Some of the main factors to consider include existing expertise, ease of development, code reusability and the appearance of the app on different platforms. Other things to consider are the type of applications. Games or animated interfaces may work more quickly as compiled C# code.
Coding in HTML5
He said, "The fact is, native apps, in my humble opinion, are likely to stay for a long time. They simply won't go away. However, that doesn't mean we should automatically write native apps."
The hybrid approach
Even though native can be faster than HTML5, in many cases it is not particularly important. It does not matter so much for simple user interface (UI) graphics, but it is more important for crunching data and updating graphics, said Chirag Mehta, founder of ZetaBee (a collection of Web apps) and Chime.TV. In many cases, it is possible to code the main application in HTML5 and then call specialized graphics or number-crunching code via a plug-in.

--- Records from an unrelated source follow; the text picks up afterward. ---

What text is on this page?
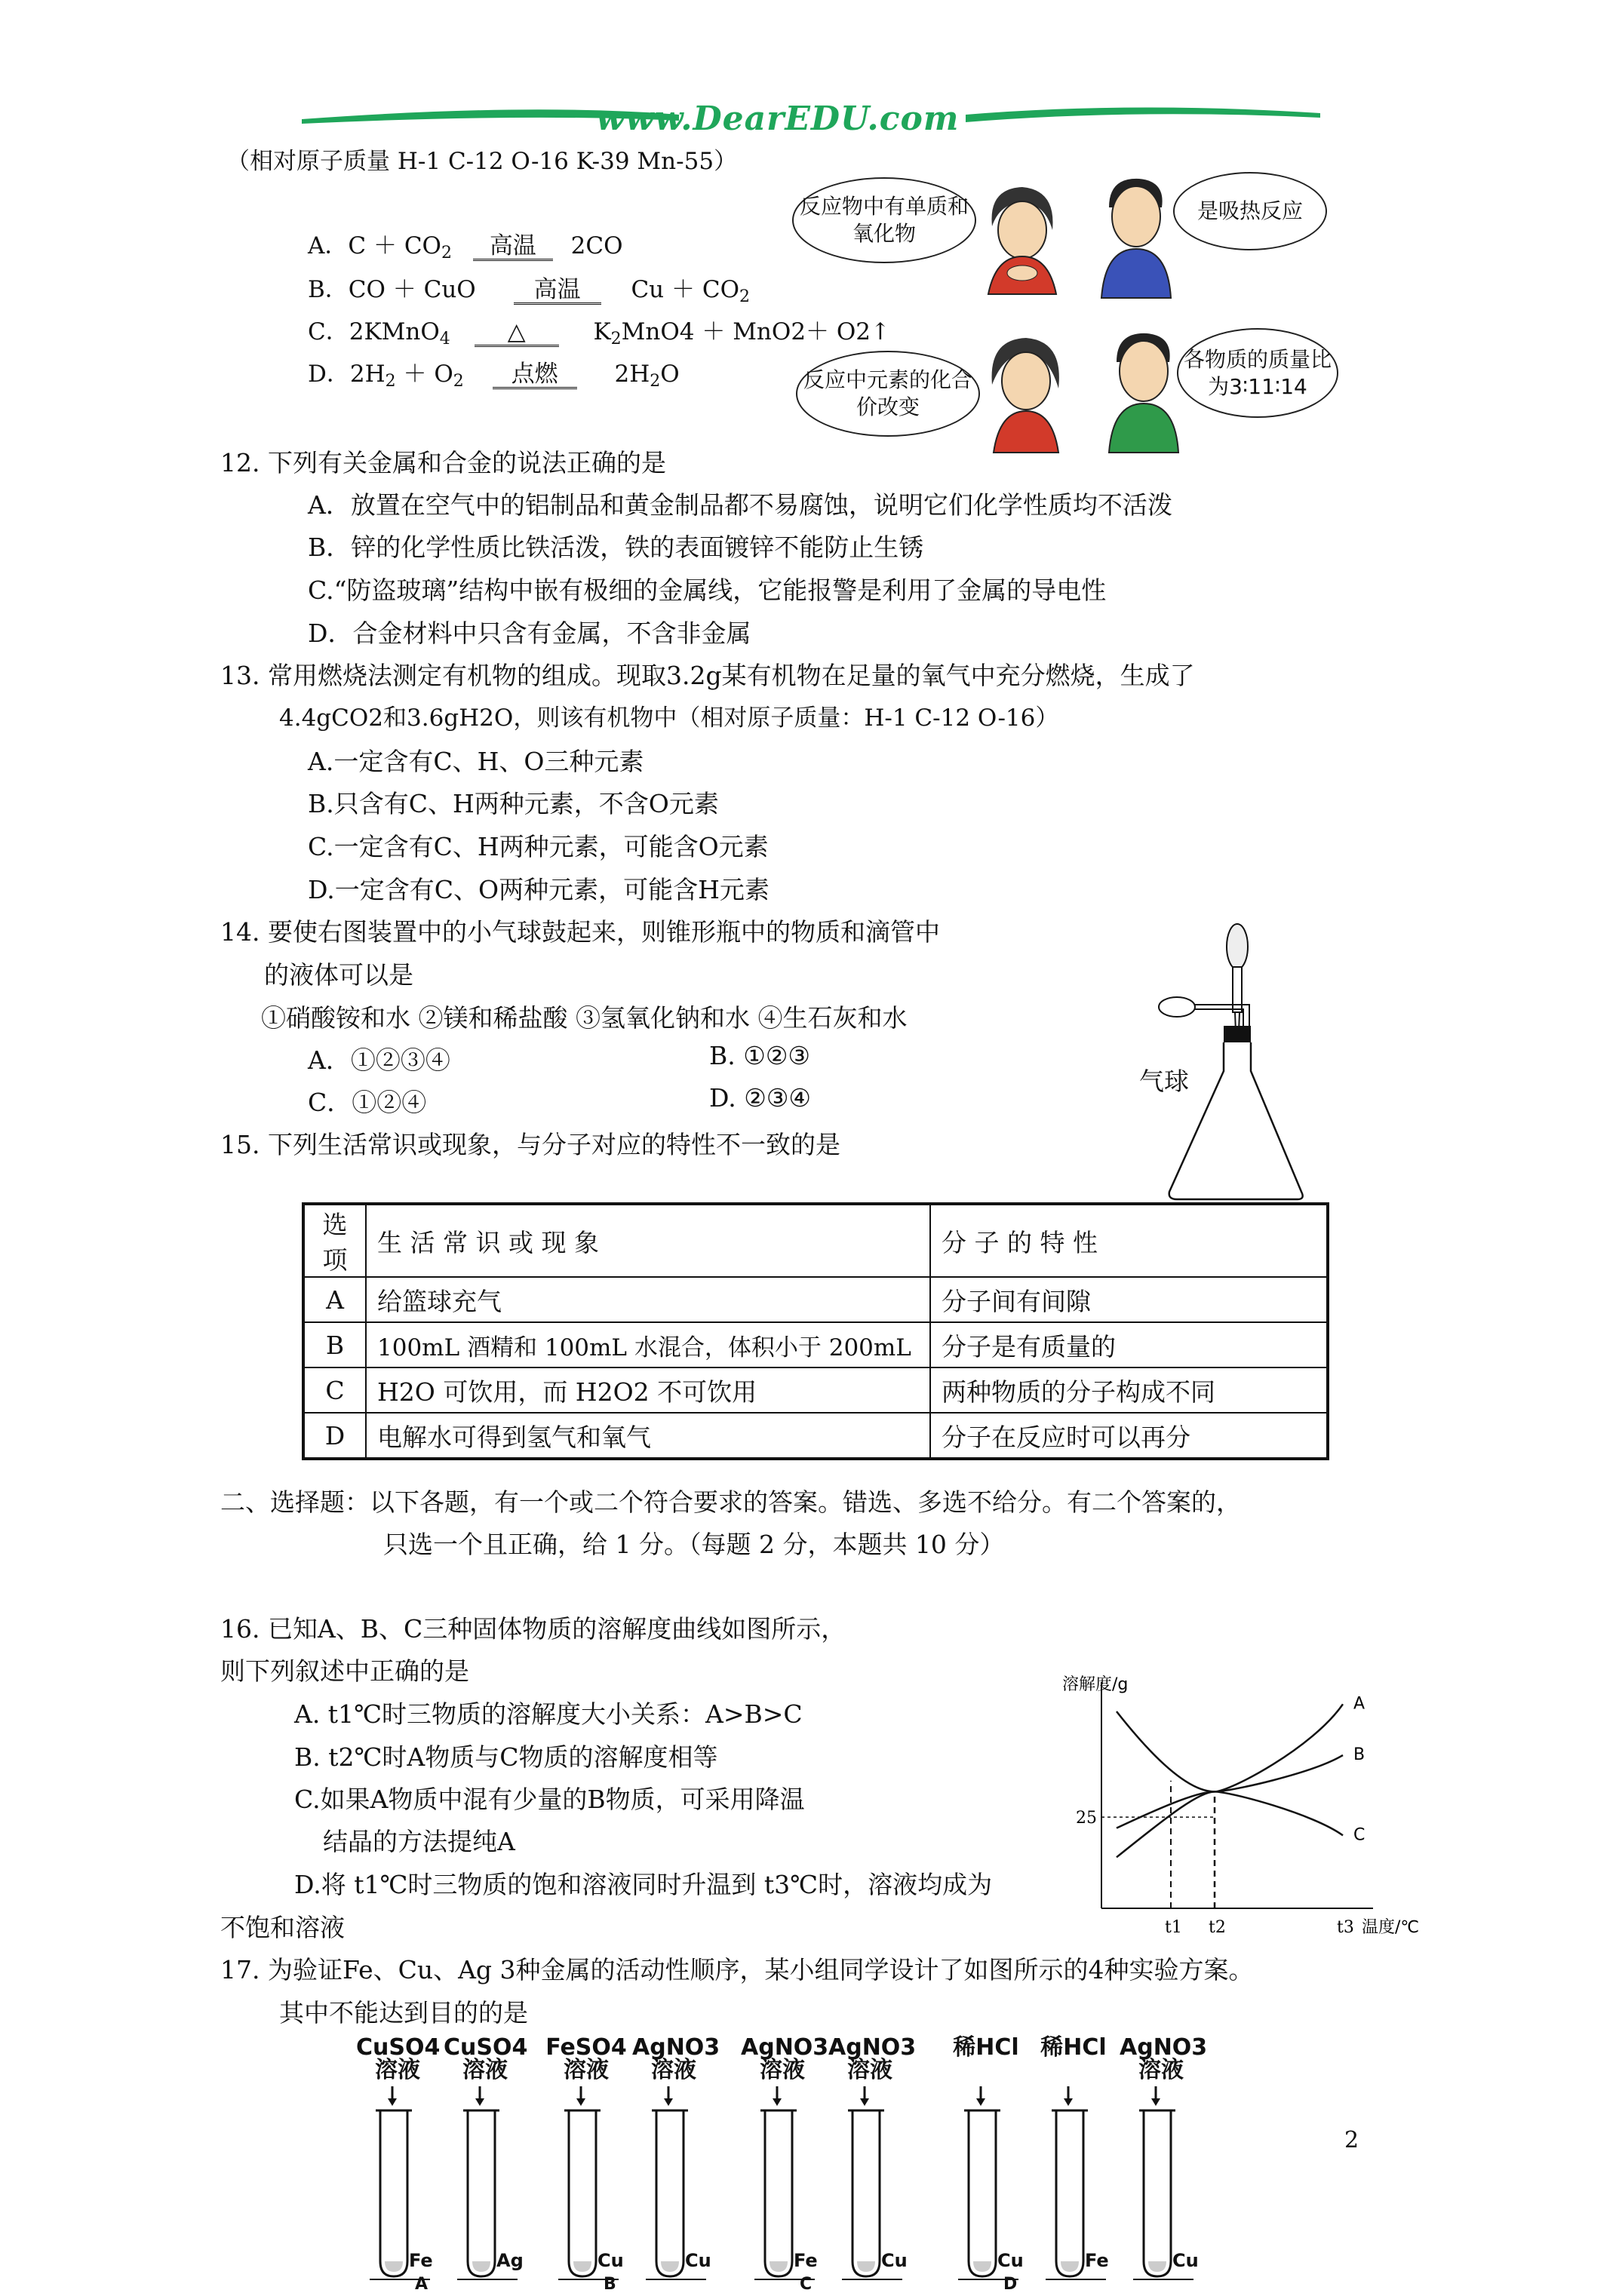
www.DearEDU.com
（相对原子质量 H-1 C-12 O-16 K-39 Mn-55）
A．$C + CO_2$ 高温 2CO
B．CO ＋ CuO 高温 $Cu + CO_2$
C．2KMnO$_4$ △	$K_2MnO4 + MnO2+$ O2↑
D．$2H_2 + O_2$ 点燃 $2H_2O$
反应物中有单质和氧化物
是吸热反应
反应中元素的化合价改变
各物质的质量比为3∶11∶14
12. 下列有关金属和合金的说法正确的是
A．放置在空气中的铝制品和黄金制品都不易腐蚀，说明它们化学性质均不活泼
B．锌的化学性质比铁活泼，铁的表面镀锌不能防止生锈
C.“防盗玻璃”结构中嵌有极细的金属线，它能报警是利用了金属的导电性
D．合金材料中只含有金属，不含非金属
13. 常用燃烧法测定有机物的组成。现取3.2g某有机物在足量的氧气中充分燃烧，生成了
4.4gCO2和3.6gH2O，则该有机物中（相对原子质量：H-1 C-12 O-16）
A.一定含有C、H、O三种元素
B.只含有C、H两种元素，不含O元素
C.一定含有C、H两种元素，可能含O元素
D.一定含有C、O两种元素，可能含H元素
14. 要使右图装置中的小气球鼓起来，则锥形瓶中的物质和滴管中
的液体可以是
①硝酸铵和水 ②镁和稀盐酸 ③氢氧化钠和水 ④生石灰和水
A．①②③④	B. ①②③
C．①②④	D. ②③④
气球
15. 下列生活常识或现象，与分子对应的特性不一致的是
选项	生 活 常 识 或 现 象	分 子 的 特 性
A	给篮球充气	分子间有间隙
B	100mL 酒精和 100mL 水混合，体积小于 200mL	分子是有质量的
C	H2O 可饮用，而 H2O2 不可饮用	两种物质的分子构成不同
D	电解水可得到氢气和氧气	分子在反应时可以再分
二、选择题：以下各题，有一个或二个符合要求的答案。错选、多选不给分。有二个答案的，
只选一个且正确，给 1 分。（每题 2 分，本题共 10 分）
16. 已知A、B、C三种固体物质的溶解度曲线如图所示，
则下列叙述中正确的是
A. t1℃时三物质的溶解度大小关系：A>B>C
B. t2℃时A物质与C物质的溶解度相等
C.如果A物质中混有少量的B物质，可采用降温
结晶的方法提纯A
D.将 t1℃时三物质的饱和溶液同时升温到 t3℃时，溶液均成为
不饱和溶液
溶解度/g
温度/℃
t1 t2	t3
25
A
B
C
17. 为验证Fe、Cu、Ag 3种金属的活动性顺序，某小组同学设计了如图所示的4种实验方案。
其中不能达到目的的是
CuSO4
溶液
Fe
CuSO4
溶液
Ag
A
FeSO4
溶液
Cu
AgNO3
溶液
Cu
B
AgNO3
溶液
Fe
AgNO3
溶液
Cu
C
稀HCl
Cu
稀HCl
Fe
AgNO3
溶液
Cu
D
2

Mehta argues that developers can make application more portable using a hybrid approach by coding the core functionality of a native app in C and the UI in HTML5. However, this approach could face challenges if the app relies on special hardware functionality like camera and GPS.
When developers do decide to go native, it is important to keep in mind that native Windows 8 applications don't always work seamlessly across different hardware. Dmitry Kirsanov, a professional software developer and trainer for Microsoft system, said the core Windows 8 kernel works on servers, workstations, tablets and phones, but it is not possible to build applications that work on each without changes. One particular challenge is that mobile devices are limited in resources, which can lead to potential system bottlenecks.

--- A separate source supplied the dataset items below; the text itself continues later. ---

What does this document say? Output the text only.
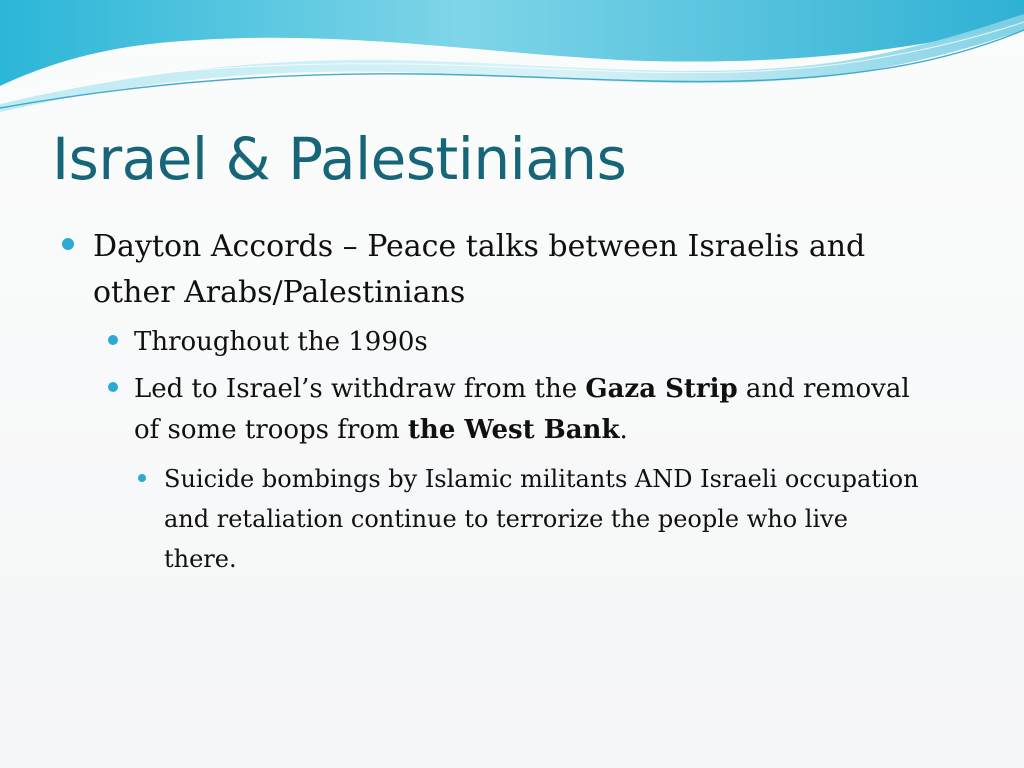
Israel & Palestinians
Dayton Accords – Peace talks between Israelis and other Arabs/Palestinians
Throughout the 1990s
Led to Israel’s withdraw from the Gaza Strip and removal of some troops from the West Bank.
Suicide bombings by Islamic militants AND Israeli occupation and retaliation continue to terrorize the people who live there.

The language used to code native components can also impact the footprint of the application. Creating new WinRT components requires the use of C#, VB.Net, or C and C++. Kirsanov said that writing the libraries in .NET will cause the CoreCLR libraries to be loaded with the application. Use C++ when there is a need to keep the application footprint down.
For three-dimensional games, Kirsanov recommends using C++ for its performance and relatively lower overhead.
Regardless of the approach an organization decides to take, Kirsanov recommends consistency. Switching is never good in a project and can cause development performance to suffer. If you are developing a website in WPF or ASP.NET MVC, use XAML for Metro app. If, on the other hand, you are developing an ASP.Net Forms for a website, then use HTML5 for Metro.